Não foi assim. A declaração política final da Cimeira e os textos que a acompanham, embora reflitam alguns avanços não muito concretos, como a implementação do Mecanismo de Belém para a Transição Justa, ficam muito aquém das expetativas de uma presidência brasileira que tinha colocado a fasquia muito mais alta, mas que foi travada por uma união de países petrolíferos e nações nas mãos de governos partidários de atrasar — quando não torpedear — a luta contra a crise climática.Sem um roteiro para o fim dos combustíveis fósseis nem um plano concreto para deter a desflorestação – as duas apostas iniciais da presidência –, o acordo final, apesar de ter sido assinado pelos participantes, representa uma vitória das posições mais retrógradas.
A principal falha é que a aposta da presidência em matéria de mitigação fracassou e não há menção ao tão propalado roteiro para o fim dos combustíveis fósseis, algo que constava na primeira versão do texto final apresentado na terça-feira, dia 18. No segundo, publicado na madrugada de sexta-feira, dia oficial do fim da COP, o referido roteiro desapareceu, assim como qualquer menção aos combustíveis fósseis, algo que havia sido conseguido pela primeira vez na COP28 de Dubai há dois anos. Também não se apostou noutro dos objetivos de Lula da Silva: intensificar a luta contra a desflorestação para preservar os grandes sumidouros de carbono vegetal do planeta.

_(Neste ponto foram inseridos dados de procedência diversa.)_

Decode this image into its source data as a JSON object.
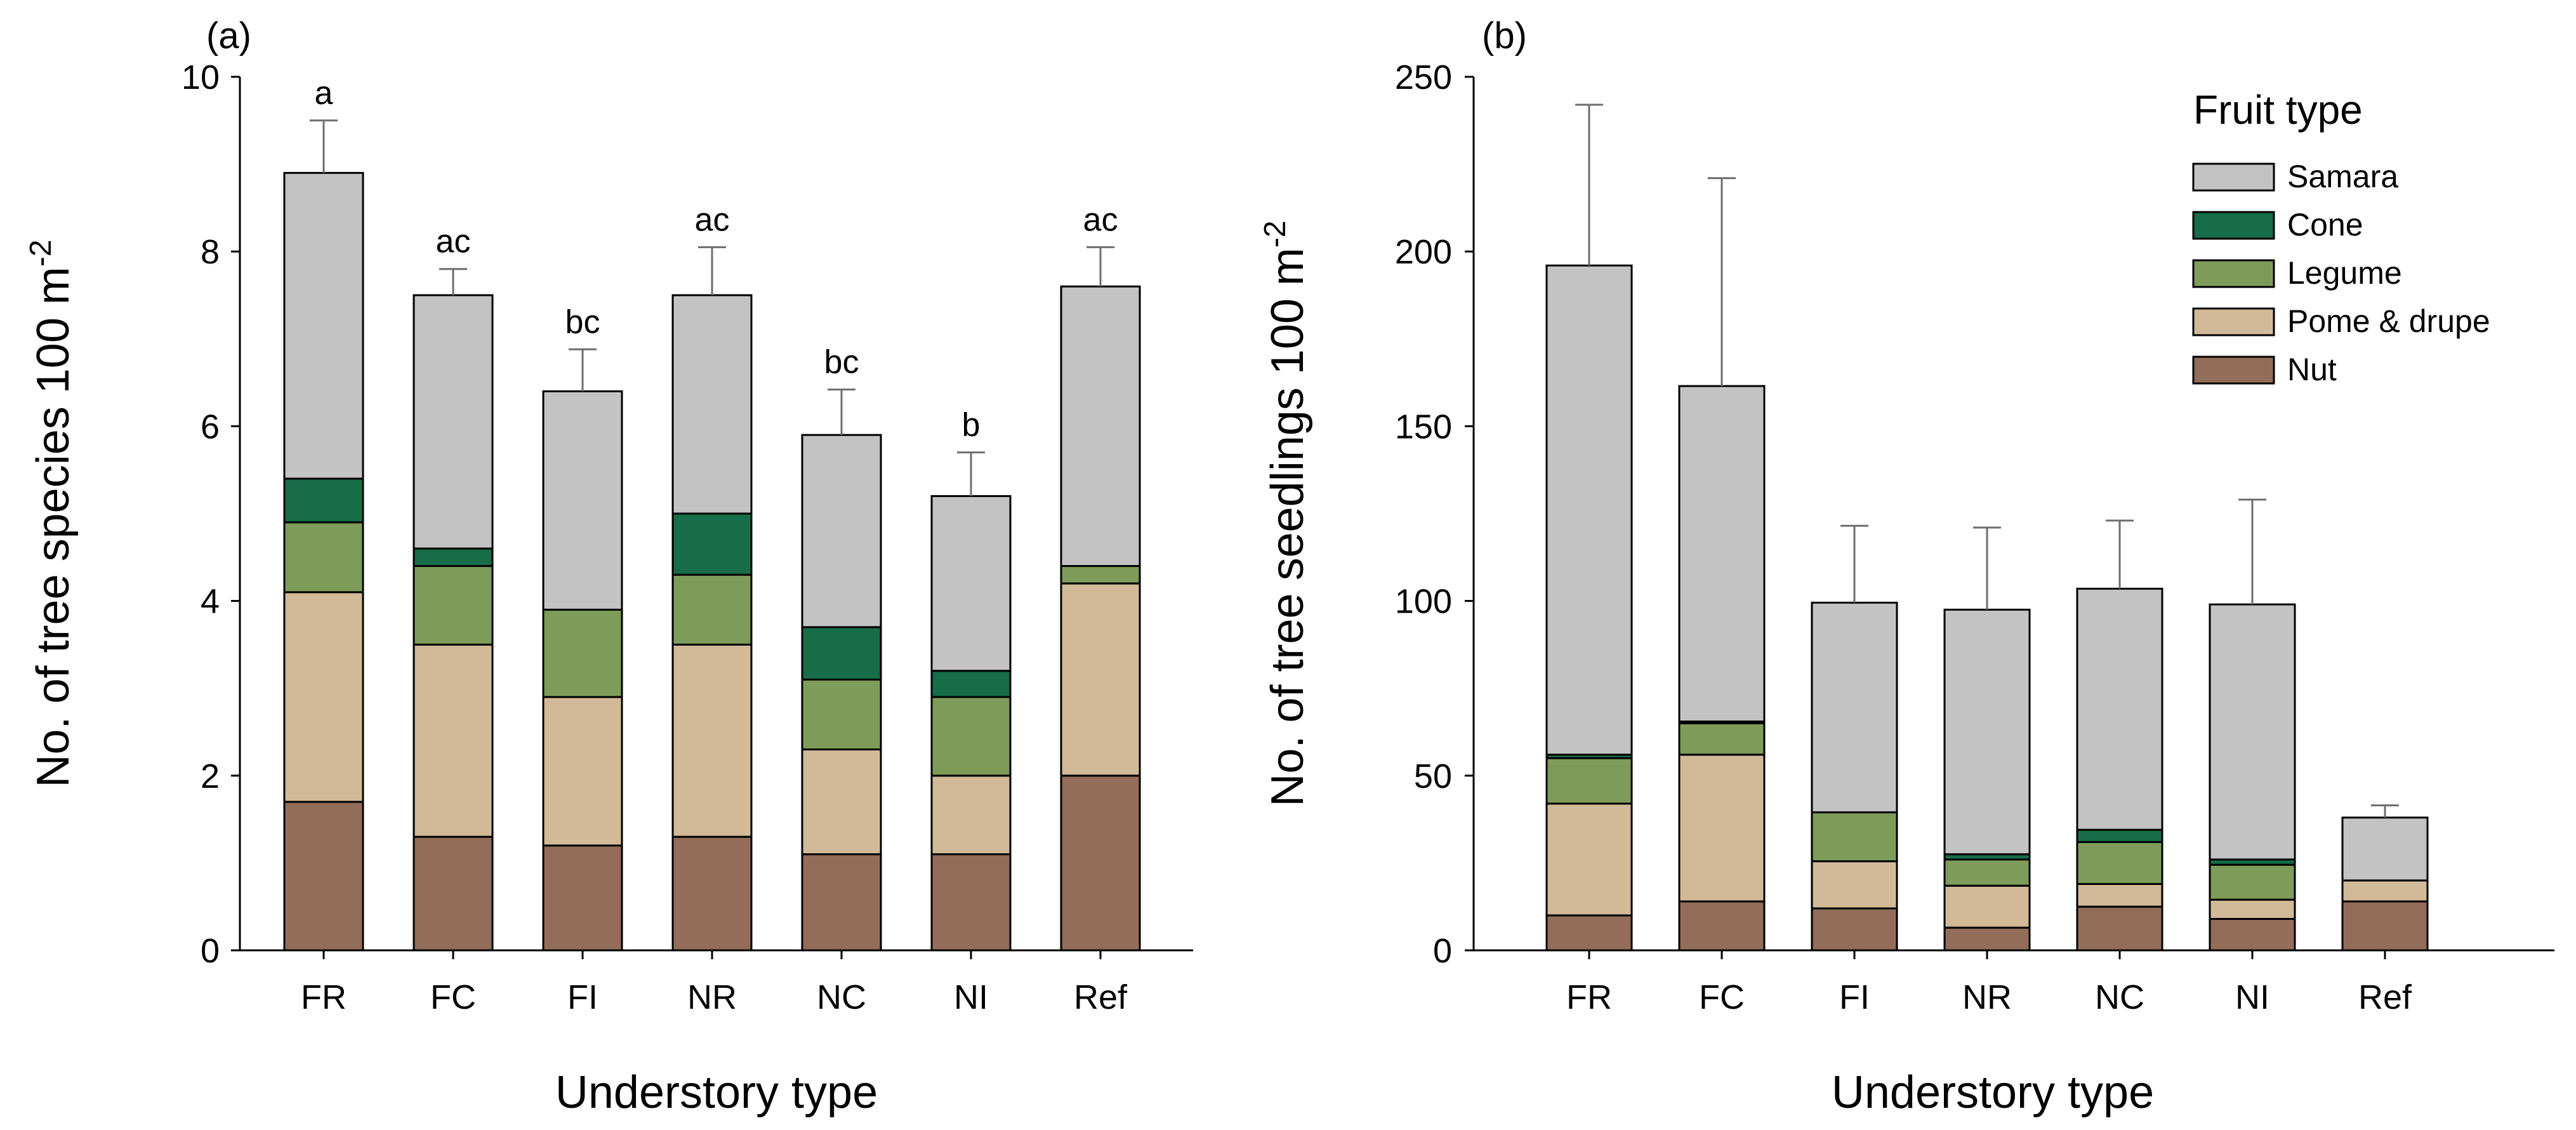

Perante um fracasso total, a menos de 24 horas do fim da COP e diante da falta de progressos, 37 países — entre eles a Espanha — mobilizaram-se para restabelecer “o equilíbrio, a ambição e a credibilidade do processo”, conforme indicava uma carta enviada pelo governo espanhol à presidência da COP. A denúncia, que refletia o sentimento geral, rejeitava a última versão preliminar apresentada antes do texto oficial por não cumprir “as condições mínimas exigidas para um resultado credível da COP”. A vice-presidente espanhola, Sara Aagesen, participou na sexta-feira numa conferência de imprensa conjunta de vários países, promovida pela Colômbia — país que anunciou uma conferência paralela à Cimeira do Clima das Nações Unidas para buscar o fim dos combustíveis fósseis — para pressionar por uma maior ambição “Não é suficiente”, disse ela sobre o texto. “Viemos com um objetivo claro: não ultrapassar o limite de 1,5 °C”, acrescentou, ao mesmo tempo que salientava que “temos de trabalhar e temos tempo para fazer melhor”.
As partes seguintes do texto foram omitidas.